Главный недовольно оглянулся на него - очевидно, ему еще хотелось послушать прикольщика, но намек на то, что над ним насмехаются, снести не смог. Он буркнул что-то уж совсем нецензурное, чего и воспроизвести-то нельзя, и занес руку.
Данилов, бросая взгляды на угрожавшего, поспешно составил на пол позади себя коктейль и закуску. Эдик, небрежно махнув прутом, смел на пол последнюю банку. Павел, пятясь, обошел стол, оставив его меж собой и налетчиками, а Эдик шагнул к Павлу, наступив каблуком сапога на извивающийся язык, пытавшийся что-то кричать. Нога его оскользнулась. За долю секунды до того, как тело его, потеряв равновесие, устремилось вперед, на лице Эдика отразилась растерянность - он его б непременно об лавку разбил, если бы она не была застелена всяким рваньём. Данилов успел выхватить у него железо. На него тут же кинулся второй.
Двое тем временем колотили Сережечку, который только локтями отмахивался, прикрывая ими же голову.
- Вы чё, пацаны? - бормотал он. - Чё попало... Нет, чё попало какое-то...
Павел бросился к нему на подмогу и, схватив сзади ближайшее к нему тело, отшвырнул в сторону. Он не подозревал, что нападавший окажется так легок - или это ярость придала ему силы - но тело вылетело вон из подсобки, едва не сшибив в проеме двери плохиша, который все же успел увернуться. Плохиш, будучи нервного нрава, в драку не лез.
- Да что же это... яхонты мои, - продолжал бормотать Сережечка.
Павел и не заметил, чтоб Сережечка нанес оставшемуся противнику удар, он даже готов был поклясться, что никакого удара не было, но нападавший прислонился к стене и, склонив голову, выплюнул себе под ноги вместе с кровавой слюной зуб.
- Осерчали, черти, - пыхтел Данилов, отмахиваясь арматурой уже от двоих, ибо Эдик пришел в себя и снова в драку вступил. - Паша, нет ли у вас молодежной музыки? Включили бы нам гангста-рэп. - Говорил он уже своим голосом. Не гундосым. - Тесно тут. И мысли теснятся. И сердцу тесно в груди.

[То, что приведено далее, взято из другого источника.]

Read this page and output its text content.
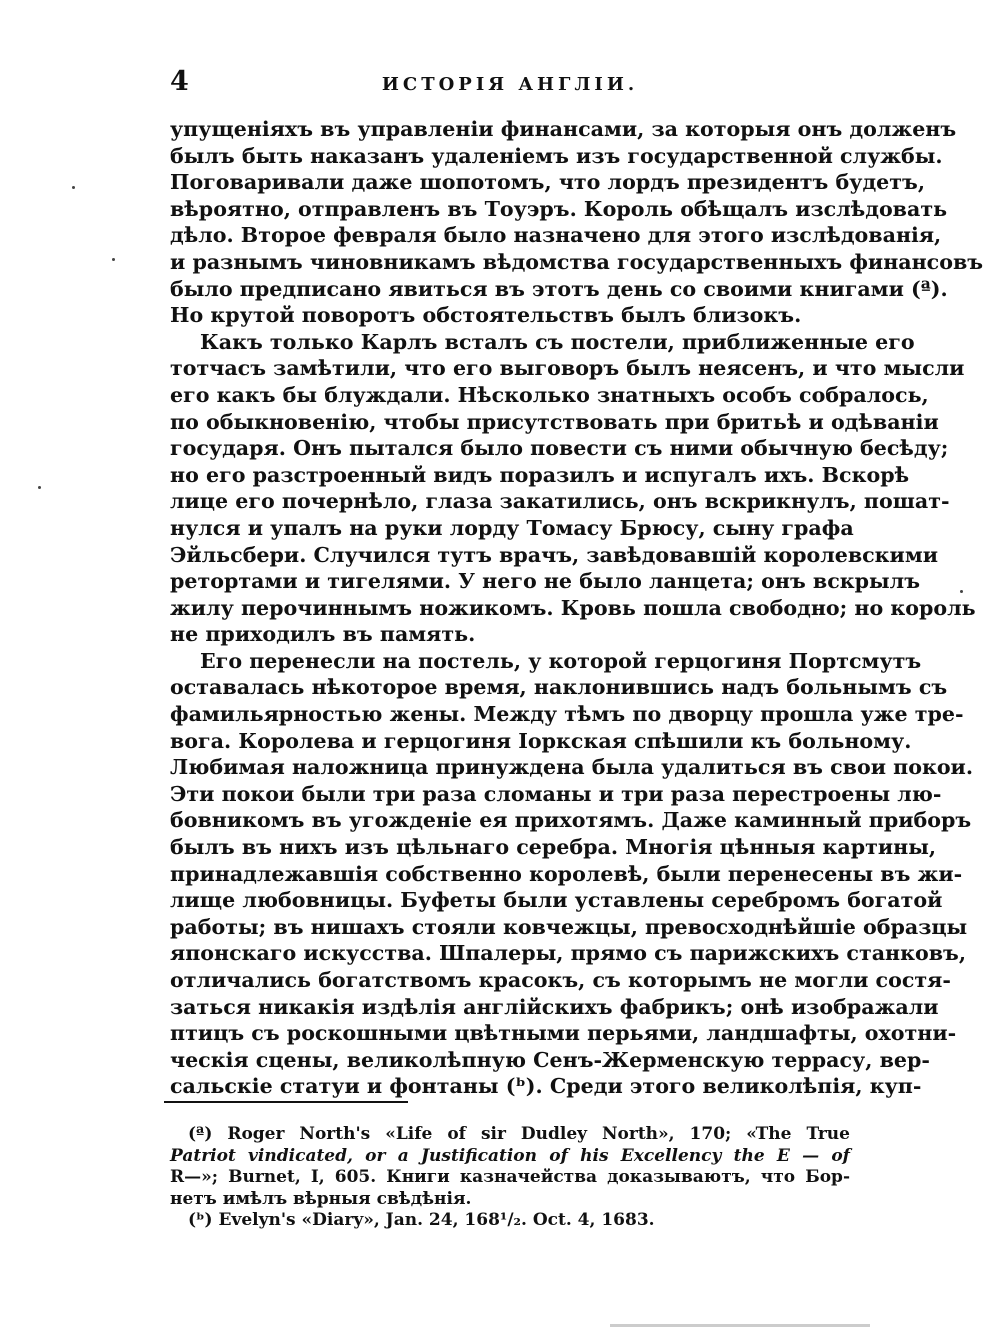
4	ИСТОРІЯ АНГЛІИ.

упущеніяхъ въ управленіи финансами, за которыя онъ долженъ
былъ быть наказанъ удаленіемъ изъ государственной службы.
Поговаривали даже шопотомъ, что лордъ президентъ будетъ,
вѣроятно, отправленъ въ Тоуэръ. Король обѣщалъ изслѣдовать
дѣло. Второе февраля было назначено для этого изслѣдованія,
и разнымъ чиновникамъ вѣдомства государственныхъ финансовъ
было предписано явиться въ этотъ день со своими книгами (ª).
Но крутой поворотъ обстоятельствъ былъ близокъ.

Какъ только Карлъ всталъ съ постели, приближенные его
тотчасъ замѣтили, что его выговоръ былъ неясенъ, и что мысли
его какъ бы блуждали. Нѣсколько знатныхъ особъ собралось,
по обыкновенію, чтобы присутствовать при бритьѣ и одѣваніи
государя. Онъ пытался было повести съ ними обычную бесѣду;
но его разстроенный видъ поразилъ и испугалъ ихъ. Вскорѣ
лице его почернѣло, глаза закатились, онъ вскрикнулъ, пошат-
нулся и упалъ на руки лорду Томасу Брюсу, сыну графа
Эйльсбери. Случился тутъ врачъ, завѣдовавшій королевскими
ретортами и тигелями. У него не было ланцета; онъ вскрылъ
жилу перочиннымъ ножикомъ. Кровь пошла свободно; но король
не приходилъ въ память.

Его перенесли на постель, у которой герцогиня Портсмутъ
оставалась нѣкоторое время, наклонившись надъ больнымъ съ
фамильярностью жены. Между тѣмъ по дворцу прошла уже тре-
вога. Королева и герцогиня Іоркская спѣшили къ больному.
Любимая наложница принуждена была удалиться въ свои покои.
Эти покои были три раза сломаны и три раза перестроены лю-
бовникомъ въ угожденіе ея прихотямъ. Даже каминный приборъ
былъ въ нихъ изъ цѣльнаго серебра. Многія цѣнныя картины,
принадлежавшія собственно королевѣ, были перенесены въ жи-
лище любовницы. Буфеты были уставлены серебромъ богатой
работы; въ нишахъ стояли ковчежцы, превосходнѣйшіе образцы
японскаго искусства. Шпалеры, прямо съ парижскихъ станковъ,
отличались богатствомъ красокъ, съ которымъ не могли состя-
заться никакія издѣлія англійскихъ фабрикъ; онѣ изображали
птицъ съ роскошными цвѣтными перьями, ландшафты, охотни-
ческія сцены, великолѣпную Сенъ-Жерменскую террасу, вер-
сальскіе статуи и фонтаны (ᵇ). Среди этого великолѣпія, куп-

(ª) Roger North's «Life of sir Dudley North», 170; «The True
Patriot vindicated, or a Justification of his Excellency the E — of
R—»; Burnet, I, 605. Книги казначейства доказываютъ, что Бор-
нетъ имѣлъ вѣрныя свѣдѣнія.

(ᵇ) Evelyn's «Diary», Jan. 24, 168¹/₂. Oct. 4, 1683.
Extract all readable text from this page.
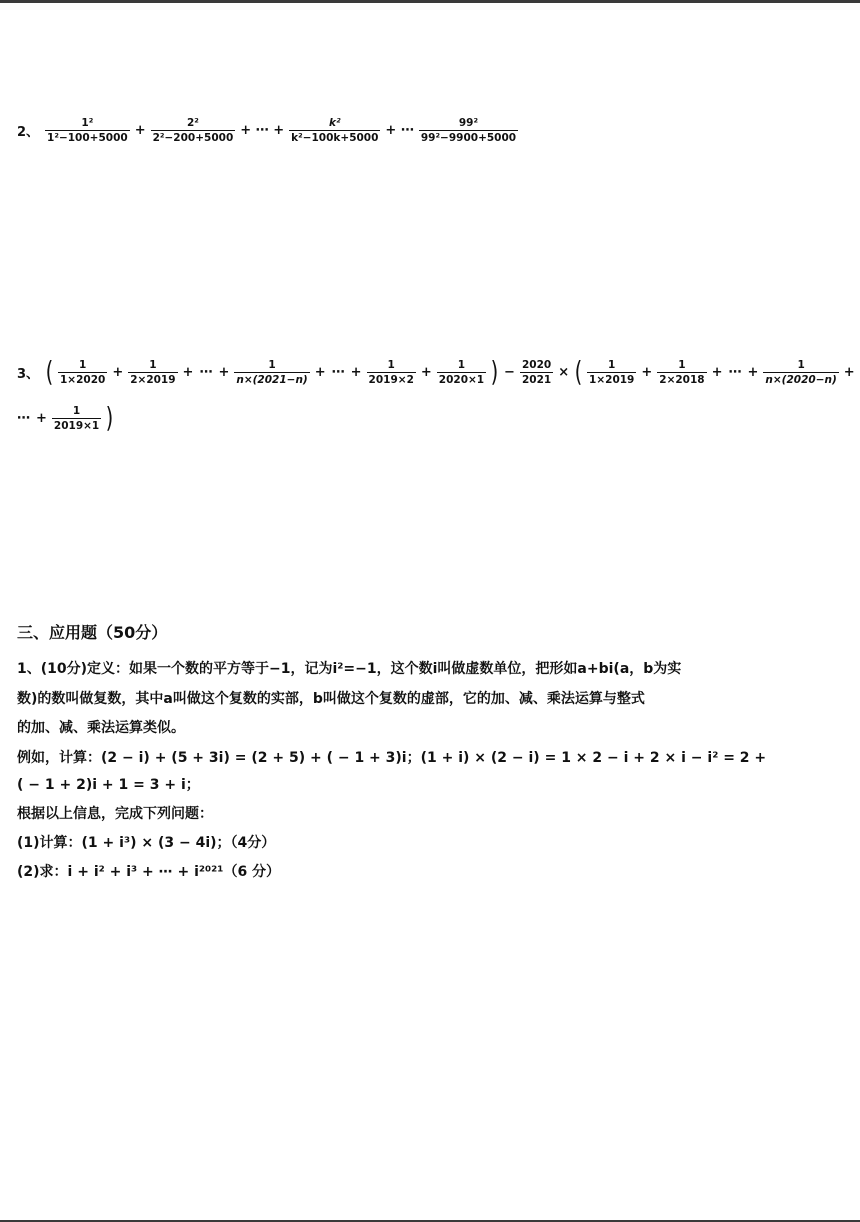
2、 $\frac{\text{1²}}{\text{1²−100+5000}} + \frac{\text{2²}}{\text{2²−200+5000}}$ + ⋯ + $\frac{\text{k²}}{\text{k²−100k+5000}}$ + ⋯ $\frac{\text{99²}}{\text{99²−9900+5000}}$
3、 ( $\frac{1}{1\times 2020} + \frac{1}{2\times 2019}$ + ⋯ + $\frac{1}{n\times(2021-n)}$ + ⋯ + $\frac{1}{2019\times 2} + \frac{1}{2020\times 1}$ ) − $\frac{2020}{2021}$ × ( $\frac{1}{1\times 2019} + \frac{1}{2\times 2018}$ + ⋯ + $\frac{1}{n\times(2020-n)}$ +
⋯ + $\frac{1}{2019\times 1}$ )
三、应用题（50分）
1、(10分)定义：如果一个数的平方等于−1，记为i²=−1，这个数i叫做虚数单位，把形如a+bi(a，b为实
数)的数叫做复数，其中a叫做这个复数的实部，b叫做这个复数的虚部，它的加、减、乘法运算与整式
的加、减、乘法运算类似。
例如，计算：(2 − i) + (5 + 3i) = (2 + 5) + ( − 1 + 3)i；(1 + i) × (2 − i) = 1 × 2 − i + 2 × i − i² = 2 +
( − 1 + 2)i + 1 = 3 + i；
根据以上信息，完成下列问题：
(1)计算：(1 + i³) × (3 − 4i)；（4分）
(2)求：i + i² + i³ + ⋯ + i²⁰²¹（6 分）
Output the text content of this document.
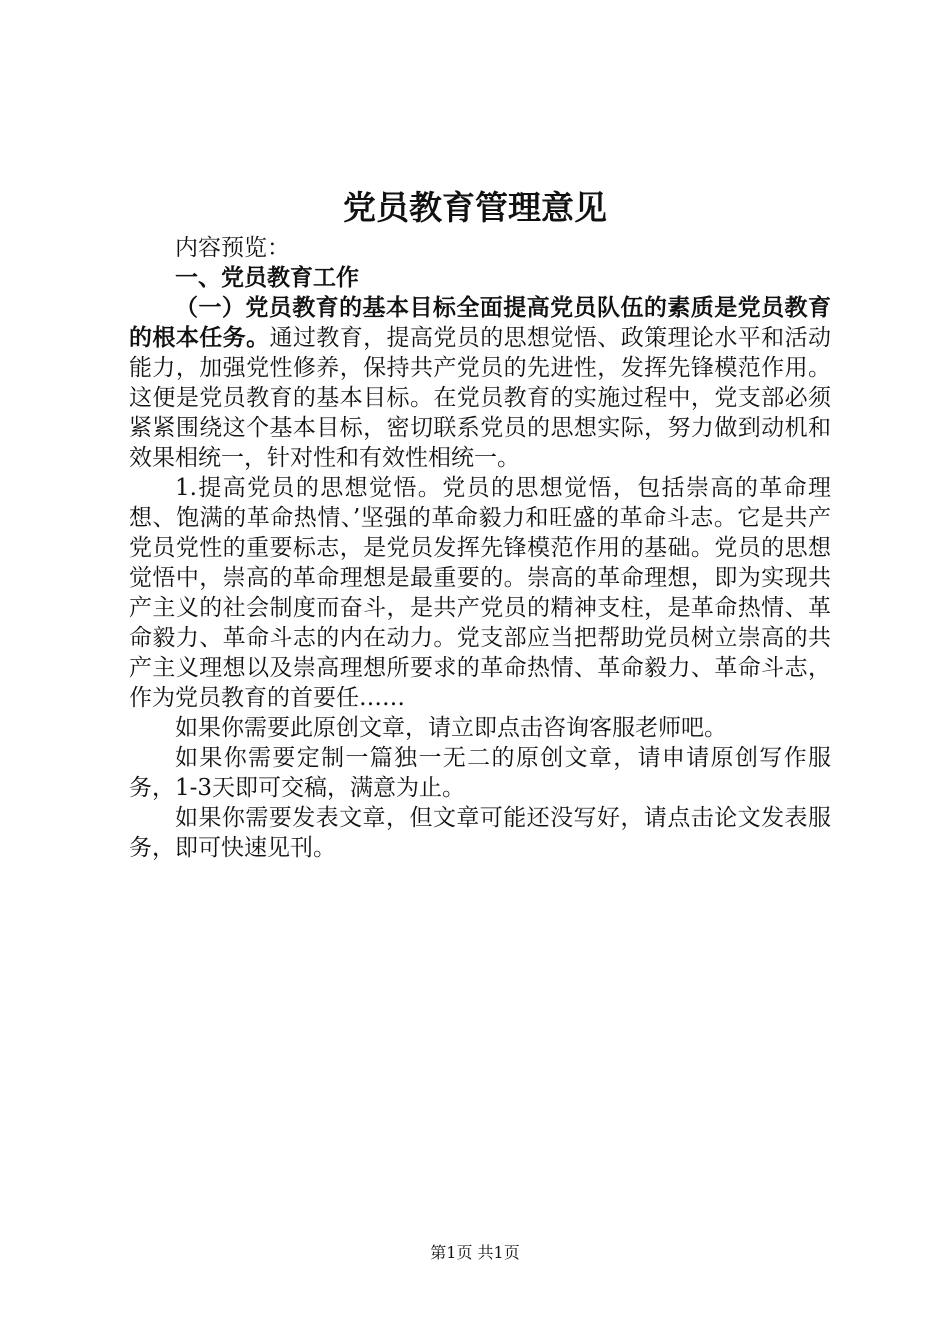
党员教育管理意见

内容预览：

一、党员教育工作

（一）党员教育的基本目标全面提高党员队伍的素质是党员教育的根本任务。通过教育，提高党员的思想觉悟、政策理论水平和活动能力，加强党性修养，保持共产党员的先进性，发挥先锋模范作用。这便是党员教育的基本目标。在党员教育的实施过程中，党支部必须紧紧围绕这个基本目标，密切联系党员的思想实际，努力做到动机和效果相统一，针对性和有效性相统一。

1.提高党员的思想觉悟。党员的思想觉悟，包括崇高的革命理想、饱满的革命热情、’坚强的革命毅力和旺盛的革命斗志。它是共产党员党性的重要标志，是党员发挥先锋模范作用的基础。党员的思想觉悟中，崇高的革命理想是最重要的。崇高的革命理想，即为实现共产主义的社会制度而奋斗，是共产党员的精神支柱，是革命热情、革命毅力、革命斗志的内在动力。党支部应当把帮助党员树立崇高的共产主义理想以及崇高理想所要求的革命热情、革命毅力、革命斗志，作为党员教育的首要任……

如果你需要此原创文章，请立即点击咨询客服老师吧。

如果你需要定制一篇独一无二的原创文章，请申请原创写作服务，1-3天即可交稿，满意为止。

如果你需要发表文章，但文章可能还没写好，请点击论文发表服务，即可快速见刊。

第1页 共1页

С плеча, с горяча, орудуя преимущественно левой рукой, он врезал не-Эдику так, что чуть голову ему арматурой не снес, а следующим ударом выбросил его в рабочее помещение.
Эдик, оставшись один против троих, заоглядывался.
- Ну вот... Сказал нам 'Добрый вечер' и испортил его. - Данилов беззлобно ткнул Эдика в лоб, и тот вывалился из подсобки, упав на руки удрученных соратников. - Ну а теперь - зачем пожаловали?
- Да вот - этого... - сказал один из побитых, указав подбородком на Павла. - Пообщаться на общие темы хотели с ним.
- Пока что - разве не видно? - мы с ним общаемся, - строго сказал Данилов.
- Нет, чё попало... - сказал Сережечка, улыбаясь и оправляя измятую в процессе борьбы курточку. Ни царапинки на нем не было. Из одежды не вырвано ни клочка. Впрочем, как и у Данилова, в то время как у Павла, принимавшего менее активное участие в инциденте, пуговицы спецовки были вырваны с мясом, а левая часть лица саднила: сейчас он не мог припомнить, когда пропустил удар.